Komunikasi Politik Erdogan
Recep Tayyip Erdogan lahir di Rize, sebuah kota kecil
di pantai Laut Hitam Turki pada tanggal 26 Februari 1954. Presiden Erdogan
merupakan anak dari seorang penjaga pantai Angkatan Laut di Turki. Saat berusia
13 tahun, Erdogan dan keluarganya pindah ke Istanbul demi mendapatkan kehidupan
yang lebih baik.
Setelah pindah ke ibukota Turki (Istanbul), Erdogan
masuk ke sebuah sekolah Islam di Turki, Sekolah Imam Hatip. Usai Lulus dari
sekolah Islam Turki, Presiden Erdogan melanjutkan studinya ke jenjang lebih
tinggi di Istanbul Marmara University dengan mengambil jurusan kuliah tentang
manajemen bisnis.
Karir politiknya dimulai pada Tahun 1976, saat itu ia
menjadi ketua Beyoglu, sayap kepemudaan MSP (Milli Selâmet Partisi) atau Partai
Penyelamat Nasional pimpinan Erbakan, salah seorang guru politik paling
berpengaruh bagi Erdogan yang sudah ia kenal semenjak menjadi mahasiswa di
Universitas Marmara Istanbul. Pada tahun 1980 setelah peristiwa kudeta militer,
pemerintah berkuasa saat itu memberangus partai pimpinan Erbakan tersebut (MSP),
dan melarang ia berpolitik, namun kemudian Erbakan kembali muncul dalam kancah
perpolitikan Turki tahun 1987 setelah referendum mencabut larangan berpolitik
bagi partai sayap kanan. Erbakan kemudian mendirikan Partai Refah (Partai
Kesejahteraan).
Pada tahun 1985 Erdogan menjadi ketua Partai
Kesejahteraan di Provinsi Istanbul dan memenangi pemilihan walikota Istanbul.
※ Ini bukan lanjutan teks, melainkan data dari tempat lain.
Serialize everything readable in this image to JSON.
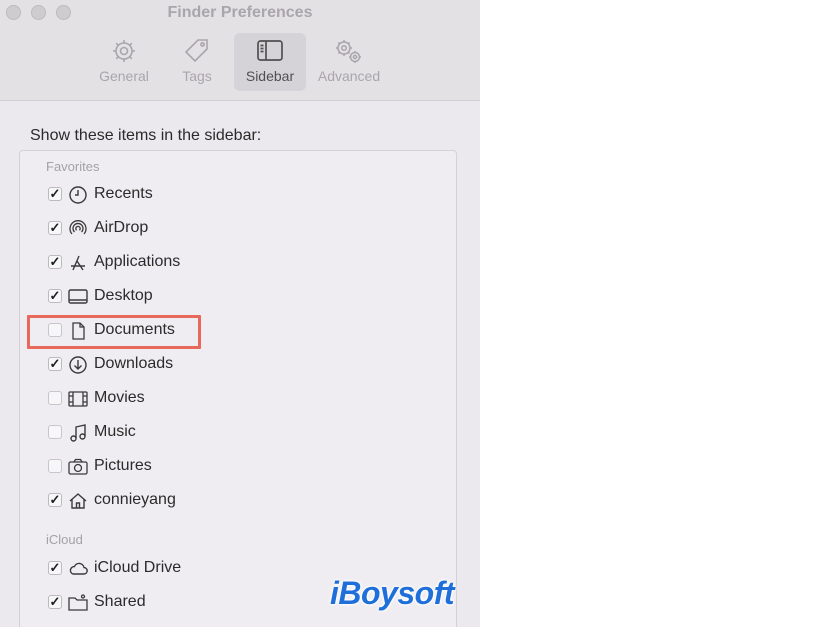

Pada 1991, lewat Partai Kesejahteraan Erdogan terpilih sebagai anggota parlemen
dari Provinsi Istanbul, namun dia dilarang menduduki kursinya sebagai wakil
rakyat, diduga karena afiliasi politiknya yang berhaluan kanan.
Dalam pemilu lokal berikutnya, pada 27 Maret 1994,
Erdogan menjadi walikota Istanbul. Sebagai walikota, Erdogan menjadi terkenal
lantaran ia tampil sebagai administrator yang efektif dan populis dengan
membangun prasarana, jalur transportasi dan memperindah kota itu. Dari sinilah
ia menjelma menjadi politikus Turki paling populer. Pada masa pemerintahannya
tersebut Erdogan berhasil membenahi masalah mendasar yang dihadapi warga Istanbul.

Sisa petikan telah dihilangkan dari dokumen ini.